Abstract:
White clover is an allotetraploid legume with a genome size of ca 960 Mb and is
widely used in Irish grasslands to improve the nutritional value of the forage by
increasing the relative amounts of nitrogen present. White clover is closely related to
Medicago truncatula, the diploid (genome size of ca 500 Mb) model legume chosen
to study the symbiotic genetic programmes of plants and facilitate the genetics and
breeding of important legume crops.
This thesis describes the construction of a genetic map of a white clover mapping
population composed of 94 F1 progeny bred in the Institute of Grassland and
Environmental Research (UK) from parents S1S4 and R3R4. The genetic map was
constructed using amplified fragment length polymorphism markers and white clover
microsatellite markers from previously published white clover maps. The thesis also
details a glasshouse and field based phenotypic analysis carried out on morphological
traits which allowed quantitative trait loci (QTL) to be detected on the genetic
linkage map of white clover. Due to the high correlation between the traits measured,
both conservation of QTLs across environments and co-localisation of QTLs for
related traits were observed in this study.

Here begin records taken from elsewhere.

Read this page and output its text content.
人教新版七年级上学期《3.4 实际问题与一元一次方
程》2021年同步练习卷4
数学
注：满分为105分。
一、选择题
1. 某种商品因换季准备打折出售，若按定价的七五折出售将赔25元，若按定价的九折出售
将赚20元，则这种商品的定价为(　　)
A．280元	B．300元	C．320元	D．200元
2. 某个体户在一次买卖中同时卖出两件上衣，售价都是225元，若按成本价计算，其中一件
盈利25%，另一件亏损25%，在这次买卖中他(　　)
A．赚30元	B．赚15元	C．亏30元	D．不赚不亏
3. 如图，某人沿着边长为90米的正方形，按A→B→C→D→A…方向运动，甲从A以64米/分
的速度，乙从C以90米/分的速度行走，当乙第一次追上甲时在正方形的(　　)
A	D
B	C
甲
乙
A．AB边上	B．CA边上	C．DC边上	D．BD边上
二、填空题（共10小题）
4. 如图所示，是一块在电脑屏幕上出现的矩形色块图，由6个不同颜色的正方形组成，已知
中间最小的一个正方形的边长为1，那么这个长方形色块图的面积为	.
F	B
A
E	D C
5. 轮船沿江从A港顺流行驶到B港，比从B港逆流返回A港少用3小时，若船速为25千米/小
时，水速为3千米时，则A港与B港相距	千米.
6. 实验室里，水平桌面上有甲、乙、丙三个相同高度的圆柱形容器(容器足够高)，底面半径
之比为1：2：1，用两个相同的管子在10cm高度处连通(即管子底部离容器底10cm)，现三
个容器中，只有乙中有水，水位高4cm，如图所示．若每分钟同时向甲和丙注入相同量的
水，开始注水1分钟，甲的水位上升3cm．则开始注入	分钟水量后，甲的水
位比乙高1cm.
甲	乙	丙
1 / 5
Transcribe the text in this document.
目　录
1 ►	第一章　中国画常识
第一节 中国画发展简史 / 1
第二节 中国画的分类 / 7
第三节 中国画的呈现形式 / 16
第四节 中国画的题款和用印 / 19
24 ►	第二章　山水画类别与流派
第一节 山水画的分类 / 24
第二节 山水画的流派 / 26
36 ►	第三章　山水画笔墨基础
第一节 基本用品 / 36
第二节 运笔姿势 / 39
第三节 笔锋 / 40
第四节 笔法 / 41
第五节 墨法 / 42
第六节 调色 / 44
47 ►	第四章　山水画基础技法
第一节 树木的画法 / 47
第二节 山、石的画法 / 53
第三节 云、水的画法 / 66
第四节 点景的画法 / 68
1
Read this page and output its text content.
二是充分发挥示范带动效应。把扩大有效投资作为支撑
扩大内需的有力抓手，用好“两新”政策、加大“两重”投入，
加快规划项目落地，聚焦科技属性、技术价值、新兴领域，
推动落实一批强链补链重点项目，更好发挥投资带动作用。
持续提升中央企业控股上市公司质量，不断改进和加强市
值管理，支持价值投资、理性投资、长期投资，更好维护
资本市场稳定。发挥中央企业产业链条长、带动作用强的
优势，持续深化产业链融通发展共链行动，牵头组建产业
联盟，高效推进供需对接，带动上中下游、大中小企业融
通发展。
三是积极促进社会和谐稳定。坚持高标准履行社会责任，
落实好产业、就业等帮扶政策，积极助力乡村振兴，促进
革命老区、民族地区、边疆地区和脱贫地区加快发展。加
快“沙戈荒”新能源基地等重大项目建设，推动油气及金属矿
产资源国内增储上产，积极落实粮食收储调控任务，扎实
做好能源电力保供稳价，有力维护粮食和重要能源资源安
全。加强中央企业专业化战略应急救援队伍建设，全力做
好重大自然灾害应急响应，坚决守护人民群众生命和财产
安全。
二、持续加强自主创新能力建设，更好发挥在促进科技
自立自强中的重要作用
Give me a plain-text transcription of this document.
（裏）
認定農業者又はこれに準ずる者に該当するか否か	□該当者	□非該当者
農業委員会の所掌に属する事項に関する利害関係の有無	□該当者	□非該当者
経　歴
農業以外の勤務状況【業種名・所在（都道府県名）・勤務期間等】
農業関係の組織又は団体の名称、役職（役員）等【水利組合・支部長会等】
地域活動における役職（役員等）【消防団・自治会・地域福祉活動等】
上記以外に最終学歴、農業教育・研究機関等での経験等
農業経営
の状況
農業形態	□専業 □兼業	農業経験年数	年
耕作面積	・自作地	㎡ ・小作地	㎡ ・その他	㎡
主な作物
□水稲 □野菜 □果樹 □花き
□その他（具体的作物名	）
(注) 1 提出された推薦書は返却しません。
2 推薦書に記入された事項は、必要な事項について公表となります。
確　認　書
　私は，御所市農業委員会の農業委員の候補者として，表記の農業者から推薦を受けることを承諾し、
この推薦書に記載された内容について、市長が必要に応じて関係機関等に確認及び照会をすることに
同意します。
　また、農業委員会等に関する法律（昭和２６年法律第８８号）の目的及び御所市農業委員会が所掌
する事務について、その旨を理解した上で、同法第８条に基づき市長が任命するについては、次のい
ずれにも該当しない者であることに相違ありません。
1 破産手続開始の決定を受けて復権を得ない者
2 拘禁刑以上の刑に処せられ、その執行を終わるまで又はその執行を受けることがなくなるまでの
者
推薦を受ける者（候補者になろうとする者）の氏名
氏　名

A BAC library of one of the family parents, R3R4, was constructed using pIndigo
BAC-5, consisting of over 37,000 clones with an average insert size of 85 Kb,
representing a threefold genome coverage. A preliminary sequence analysis was
carried out where 700 BAC clones were sequenced on both ends. Results showed
that over 50% of the BAC-ends had a correspondence with the Medicago genome
sequence; however only 16 of the BAC-end sequence pairs had homology within a
span of 20 to 200 Kb in M. truncatula. The level of synteny between white clover
and M. truncatula was assessed by comparative structural genomics, where five BAC
clones of the white clover library were sequenced to sixfold coverage and their
sequences were compared to the corresponding M. truncatula sequences.